1 Ряд крымских по тематике стихотворений, написанных Пушкиным в это время, был, возможно, вызван его работой над автобиографическими записками, где воскрешались юношеские воспоминания.

2 См.: Левкович Я. Л. Рабочая тетрадь ПД 834. История заполнения//Пушкин. Исследования и материалы. СПб., 1995. Т. 15. С. 233.

3 5 мая 1820 года петербургский почт-директор К. Я. Булгаков писал своему брату в Москву: "Пушкин-поэт, поэтов племянник, вчера уехал в Крым". О том же 17 мая сообщал Н. М. Карамзин П. А. Вяземскому (см.: Летопись жизни и творчества Александра Пушкина. М., 1999. Т. 1. С. 182, 184).



стр. 118


--------------------------------------------------------------------------------

В традиционном комментарии стихотворение обычно датируется 1825 годом с пояснением, что только тогда Пушкину могли стать известны "холодные сомненья" автора "Путешествия по Тавриде в 1820 годе" И. М. Муравьева-Апостола относительно местоположения храма Артемиды (Дианы) в Крыму. Крымские исследователи, однако, справедливо отмечают, что споры по этому поводу велись издавна - от Страбона (I век н. э.) до Палласа (конец XVIII века).4 И все же, на наш взгляд, гораздо важнее представить, какие "холодные сомнения" адресата могли стать для Пушкина отправным стимулом его полемического послания.

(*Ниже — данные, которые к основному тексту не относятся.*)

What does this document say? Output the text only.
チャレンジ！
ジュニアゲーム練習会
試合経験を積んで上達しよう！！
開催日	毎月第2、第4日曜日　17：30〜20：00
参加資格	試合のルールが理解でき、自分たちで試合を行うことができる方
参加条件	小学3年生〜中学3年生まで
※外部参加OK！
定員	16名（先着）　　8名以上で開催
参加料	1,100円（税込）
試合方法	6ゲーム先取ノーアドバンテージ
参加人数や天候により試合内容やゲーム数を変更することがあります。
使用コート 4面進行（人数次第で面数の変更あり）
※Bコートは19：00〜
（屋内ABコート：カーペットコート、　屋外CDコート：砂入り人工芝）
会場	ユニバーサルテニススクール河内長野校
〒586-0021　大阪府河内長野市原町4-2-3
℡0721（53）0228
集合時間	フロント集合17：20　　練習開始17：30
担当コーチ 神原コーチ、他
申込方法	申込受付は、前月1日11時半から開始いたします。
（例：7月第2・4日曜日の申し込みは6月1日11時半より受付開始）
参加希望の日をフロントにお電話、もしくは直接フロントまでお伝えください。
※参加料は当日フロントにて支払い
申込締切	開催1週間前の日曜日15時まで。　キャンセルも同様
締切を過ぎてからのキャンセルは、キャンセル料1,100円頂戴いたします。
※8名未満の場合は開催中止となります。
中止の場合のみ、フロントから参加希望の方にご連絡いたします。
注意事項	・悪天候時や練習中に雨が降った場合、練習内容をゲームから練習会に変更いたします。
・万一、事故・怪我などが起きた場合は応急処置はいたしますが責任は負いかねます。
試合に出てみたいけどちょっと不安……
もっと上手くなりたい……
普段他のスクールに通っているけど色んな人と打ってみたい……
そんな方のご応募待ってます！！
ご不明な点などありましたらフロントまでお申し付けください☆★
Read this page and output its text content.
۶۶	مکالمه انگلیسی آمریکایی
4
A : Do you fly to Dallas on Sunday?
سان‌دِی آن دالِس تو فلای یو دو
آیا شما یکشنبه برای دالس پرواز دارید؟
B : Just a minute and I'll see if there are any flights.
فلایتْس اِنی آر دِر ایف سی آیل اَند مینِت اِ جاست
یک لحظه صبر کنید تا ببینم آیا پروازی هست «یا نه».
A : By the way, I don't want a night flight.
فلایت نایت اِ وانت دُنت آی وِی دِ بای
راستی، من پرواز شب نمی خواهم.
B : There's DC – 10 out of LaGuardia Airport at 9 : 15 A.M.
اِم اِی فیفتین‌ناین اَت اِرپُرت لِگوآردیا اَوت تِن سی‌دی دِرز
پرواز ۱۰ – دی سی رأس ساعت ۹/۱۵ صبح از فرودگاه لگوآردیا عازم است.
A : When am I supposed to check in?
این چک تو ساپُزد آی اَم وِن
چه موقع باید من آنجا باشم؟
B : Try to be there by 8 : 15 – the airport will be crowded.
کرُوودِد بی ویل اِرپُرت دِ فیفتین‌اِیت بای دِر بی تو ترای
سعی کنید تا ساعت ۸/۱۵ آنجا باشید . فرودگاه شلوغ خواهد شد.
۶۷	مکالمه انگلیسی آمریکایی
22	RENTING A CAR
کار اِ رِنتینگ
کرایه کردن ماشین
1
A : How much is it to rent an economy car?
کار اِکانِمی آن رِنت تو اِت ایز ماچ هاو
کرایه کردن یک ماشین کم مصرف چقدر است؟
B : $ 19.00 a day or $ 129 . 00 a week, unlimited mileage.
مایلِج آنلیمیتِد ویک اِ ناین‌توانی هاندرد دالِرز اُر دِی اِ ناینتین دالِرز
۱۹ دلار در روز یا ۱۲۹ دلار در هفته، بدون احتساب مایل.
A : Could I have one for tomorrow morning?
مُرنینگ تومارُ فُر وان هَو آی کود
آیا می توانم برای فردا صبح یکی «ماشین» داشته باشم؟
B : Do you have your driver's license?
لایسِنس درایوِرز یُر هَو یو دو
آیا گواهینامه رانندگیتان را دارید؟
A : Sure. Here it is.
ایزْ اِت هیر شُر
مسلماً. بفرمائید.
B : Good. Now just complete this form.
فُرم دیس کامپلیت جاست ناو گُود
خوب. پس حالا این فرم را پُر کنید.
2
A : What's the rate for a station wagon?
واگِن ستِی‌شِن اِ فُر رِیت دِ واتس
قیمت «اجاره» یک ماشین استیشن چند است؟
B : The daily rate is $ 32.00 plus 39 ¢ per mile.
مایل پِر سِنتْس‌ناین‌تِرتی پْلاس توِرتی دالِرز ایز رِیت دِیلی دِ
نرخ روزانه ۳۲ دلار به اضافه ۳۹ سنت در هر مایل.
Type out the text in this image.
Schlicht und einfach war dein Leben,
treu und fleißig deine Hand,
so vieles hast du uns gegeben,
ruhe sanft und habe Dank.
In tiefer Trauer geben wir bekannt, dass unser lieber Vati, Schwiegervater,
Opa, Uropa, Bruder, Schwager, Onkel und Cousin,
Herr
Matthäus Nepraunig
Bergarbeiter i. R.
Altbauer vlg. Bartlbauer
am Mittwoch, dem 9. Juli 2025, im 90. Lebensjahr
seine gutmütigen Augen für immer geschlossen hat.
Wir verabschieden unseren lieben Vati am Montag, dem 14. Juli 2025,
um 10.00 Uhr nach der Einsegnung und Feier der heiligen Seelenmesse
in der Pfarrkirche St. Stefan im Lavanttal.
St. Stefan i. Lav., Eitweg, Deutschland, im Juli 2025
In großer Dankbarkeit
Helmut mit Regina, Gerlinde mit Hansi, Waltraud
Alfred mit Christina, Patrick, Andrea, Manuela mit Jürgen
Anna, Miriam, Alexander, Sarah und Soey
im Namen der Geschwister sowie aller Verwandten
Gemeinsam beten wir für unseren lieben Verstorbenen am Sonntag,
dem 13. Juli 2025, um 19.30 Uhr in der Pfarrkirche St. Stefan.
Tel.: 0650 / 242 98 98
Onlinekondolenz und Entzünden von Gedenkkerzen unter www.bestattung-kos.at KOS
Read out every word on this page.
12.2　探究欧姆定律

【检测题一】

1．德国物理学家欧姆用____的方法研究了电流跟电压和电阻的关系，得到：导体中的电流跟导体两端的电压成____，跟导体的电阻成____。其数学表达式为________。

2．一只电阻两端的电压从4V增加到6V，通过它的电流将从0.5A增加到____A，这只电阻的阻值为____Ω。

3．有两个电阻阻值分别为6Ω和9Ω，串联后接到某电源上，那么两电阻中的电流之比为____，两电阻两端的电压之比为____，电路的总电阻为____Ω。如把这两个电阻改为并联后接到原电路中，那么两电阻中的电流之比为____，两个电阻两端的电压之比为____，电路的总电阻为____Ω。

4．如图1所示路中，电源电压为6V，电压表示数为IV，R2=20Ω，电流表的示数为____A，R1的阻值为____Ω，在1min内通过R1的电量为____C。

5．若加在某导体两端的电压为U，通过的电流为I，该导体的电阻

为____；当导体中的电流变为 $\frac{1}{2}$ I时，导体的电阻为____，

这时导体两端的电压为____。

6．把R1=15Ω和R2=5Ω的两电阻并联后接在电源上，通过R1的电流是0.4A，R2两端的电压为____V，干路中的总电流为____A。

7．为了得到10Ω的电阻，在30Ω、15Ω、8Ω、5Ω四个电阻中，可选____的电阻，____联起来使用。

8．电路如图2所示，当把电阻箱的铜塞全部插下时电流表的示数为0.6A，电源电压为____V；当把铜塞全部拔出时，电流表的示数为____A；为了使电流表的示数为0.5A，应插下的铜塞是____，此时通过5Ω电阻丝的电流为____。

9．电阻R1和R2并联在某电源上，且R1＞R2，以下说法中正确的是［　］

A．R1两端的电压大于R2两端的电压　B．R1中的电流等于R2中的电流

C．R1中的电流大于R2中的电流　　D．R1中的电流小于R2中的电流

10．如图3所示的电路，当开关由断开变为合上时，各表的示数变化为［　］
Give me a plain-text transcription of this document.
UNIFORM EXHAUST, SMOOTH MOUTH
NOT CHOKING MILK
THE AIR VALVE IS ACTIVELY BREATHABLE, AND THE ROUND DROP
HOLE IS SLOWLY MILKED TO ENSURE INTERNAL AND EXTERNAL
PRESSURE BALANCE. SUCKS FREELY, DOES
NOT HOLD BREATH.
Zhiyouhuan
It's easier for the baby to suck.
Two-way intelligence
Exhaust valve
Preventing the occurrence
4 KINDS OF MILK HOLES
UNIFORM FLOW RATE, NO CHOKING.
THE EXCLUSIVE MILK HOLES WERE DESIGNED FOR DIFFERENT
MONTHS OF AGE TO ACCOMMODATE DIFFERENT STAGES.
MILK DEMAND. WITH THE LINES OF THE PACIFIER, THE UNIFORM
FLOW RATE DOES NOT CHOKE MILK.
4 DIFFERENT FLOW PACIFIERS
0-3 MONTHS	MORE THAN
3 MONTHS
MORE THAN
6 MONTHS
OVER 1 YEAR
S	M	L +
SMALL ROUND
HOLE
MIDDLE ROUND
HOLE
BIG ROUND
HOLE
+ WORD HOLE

Заметим, что эпитет "холодный" у Пушкина часто выступал в качестве синонима "непоэтического", "рассудочного" - ср.:



Возможно ли в свое творенье,
Уняв веселых мыслей шум,
Тогда вперять холодный ум?..
("Моему Аристарху")

С померкшею душой святыне предстоит,
Холодный ко всему и чуждый умиленью...
("Безверие")5

Чье сердце хладное, презревшее Харит,
Твое уныние и слезы укорит?
("К Овидию"; II, 219)





Ни слог певца "Пиров", столь чистый, благородной, Ничто не трогает души твоей холодной... ("Послание цензору"; II, 269)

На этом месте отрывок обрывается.